Las razones de este desamartelamiento pueden ser numerosas y extravagantes: porque tenemos más tiempo para conocer los abundantes defectos de nuestra pareja, y, por ende, para aborrecerla; porque los días se tornan insoportablemente extensos y con alguien hay que liberar nuestra frustración; porque ese valioso espacio de intimidad, esos rincones de celoso silencio, en los meses de estío, desaparecen o acaban comprimiéndose por completo; porque sube el precio del carburante; y, muy especialmente, porque la salsa de tomate de los macarrones, en la canícula, no sabe igual, no sabe a nada. Se alega por costumbre —en cualquier época del año, es vieja tradición— hallarse en un febril estado de asfixia conyugal. Si por culpa de las abrumadoras temperaturas, amigo mío, esa asfixia se vuelve gruesa, la catástrofe resulta ineluctable y perfecta. No me toques, necesito respirar. Las bocanadas de brisa hirviente maridan mal con los amorosos abrazos. «Hágase usted a un lado, señora, se lo ruego encarecidamente». «¿Señora? Soy tu mujer, payaso». Las terribles y encrespadas olas de calor provocan el naufragio de los últimos vestigios de nuestra cortesía: ,«¿Qué vestido me pongo, el verde o el azul?» «Da igual, los dos te hacen gorda».
Así, con esta tensión insufrible, con este clima de sudorosa hostilidad, con este desplome vertiginoso de la libido y aun de las ganas de vivir, con la ya distante y añorada primera época del cortejo y las revoloteantes mariposas en la barriga —un dulce periodo arrumbado lastimosamente en el trastero de esos felices tiempos que jamás regresarán—, no hay quien logre regar la flor de un esplendoroso romance. Bajo este sol de injusticia, se le derriten a uno los empastes de la muela y los sublimes deseos de amar. La cópula, a cuarenta grados, se antoja abominable y quimérica. Atormente usted a su venerable padre con semejantes fantasías, marrano.
El asfalto, en las calles, crepita rabiosamente como la leña en el hogar de un pudiente. Lo de Troya fue solo una fogata de excursionistas. El paisaje urbano se precipita aquí con los brazos abiertos y la lengua fuera sobre un colorido lienzo de Dalí: automóviles blandos, casi licuados, junto a las aceras; el campanario plegándose lentamente sobre sí mismo, suspirando con grave resignación. En el sur, el hielo del café arde como una pira sagrada. Las papeletas del voto penetraron sofocadas en las urnas andaluzas, con la tinta en ebullición. Se calculó el resultado de los comicios a ojo de buen cubero. Bochorno de irrespirables ideologías y alegre fiesta democrática. Mayoría absoluta en los termómetros. Váyase, señor verano, váyase.
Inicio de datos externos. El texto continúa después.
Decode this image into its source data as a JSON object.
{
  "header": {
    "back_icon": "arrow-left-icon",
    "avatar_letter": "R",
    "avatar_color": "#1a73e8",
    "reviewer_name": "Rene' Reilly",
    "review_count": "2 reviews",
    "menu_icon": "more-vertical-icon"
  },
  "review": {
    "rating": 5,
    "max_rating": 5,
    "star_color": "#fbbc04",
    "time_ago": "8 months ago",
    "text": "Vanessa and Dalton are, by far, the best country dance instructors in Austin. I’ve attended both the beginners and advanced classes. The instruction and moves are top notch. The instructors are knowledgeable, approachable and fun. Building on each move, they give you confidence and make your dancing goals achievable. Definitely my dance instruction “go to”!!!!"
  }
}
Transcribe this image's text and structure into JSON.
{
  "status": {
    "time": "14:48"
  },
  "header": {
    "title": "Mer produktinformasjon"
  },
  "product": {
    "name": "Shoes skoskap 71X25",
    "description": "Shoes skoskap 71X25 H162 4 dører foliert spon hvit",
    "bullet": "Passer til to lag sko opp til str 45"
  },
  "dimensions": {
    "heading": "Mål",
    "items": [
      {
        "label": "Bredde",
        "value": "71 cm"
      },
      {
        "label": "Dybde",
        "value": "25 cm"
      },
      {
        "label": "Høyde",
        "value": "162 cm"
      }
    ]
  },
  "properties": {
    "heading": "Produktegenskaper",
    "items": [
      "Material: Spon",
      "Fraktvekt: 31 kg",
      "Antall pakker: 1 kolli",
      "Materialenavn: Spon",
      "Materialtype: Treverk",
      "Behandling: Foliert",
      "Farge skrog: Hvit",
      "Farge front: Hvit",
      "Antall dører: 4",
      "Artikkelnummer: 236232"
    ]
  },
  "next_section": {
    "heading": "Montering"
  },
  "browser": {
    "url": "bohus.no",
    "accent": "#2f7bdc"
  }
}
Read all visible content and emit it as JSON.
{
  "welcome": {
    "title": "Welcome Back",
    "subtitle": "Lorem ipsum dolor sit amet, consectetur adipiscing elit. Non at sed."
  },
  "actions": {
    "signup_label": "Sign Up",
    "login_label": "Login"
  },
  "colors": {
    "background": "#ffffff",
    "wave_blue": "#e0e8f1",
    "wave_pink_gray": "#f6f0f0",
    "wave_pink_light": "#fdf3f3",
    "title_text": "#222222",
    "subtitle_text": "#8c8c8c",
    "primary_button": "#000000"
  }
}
Mi reino por un abanico, mi hacienda por un ventilador de marca blanca. Se nos despierta brevemente la exangüe lujuria con la imagen estimulante de una pistolica de agua, o con la extraordinaria visión de los frescos chorros del surtidor rijoso en la plaza. Ríase usted de Hércules y de sus forzados trabajos: él no tuvo que dormir con su señora en la misma cama, a mediados de julio. A la Hidra de Lerna, créame, la habríamos matado nosotros sin despeinarnos.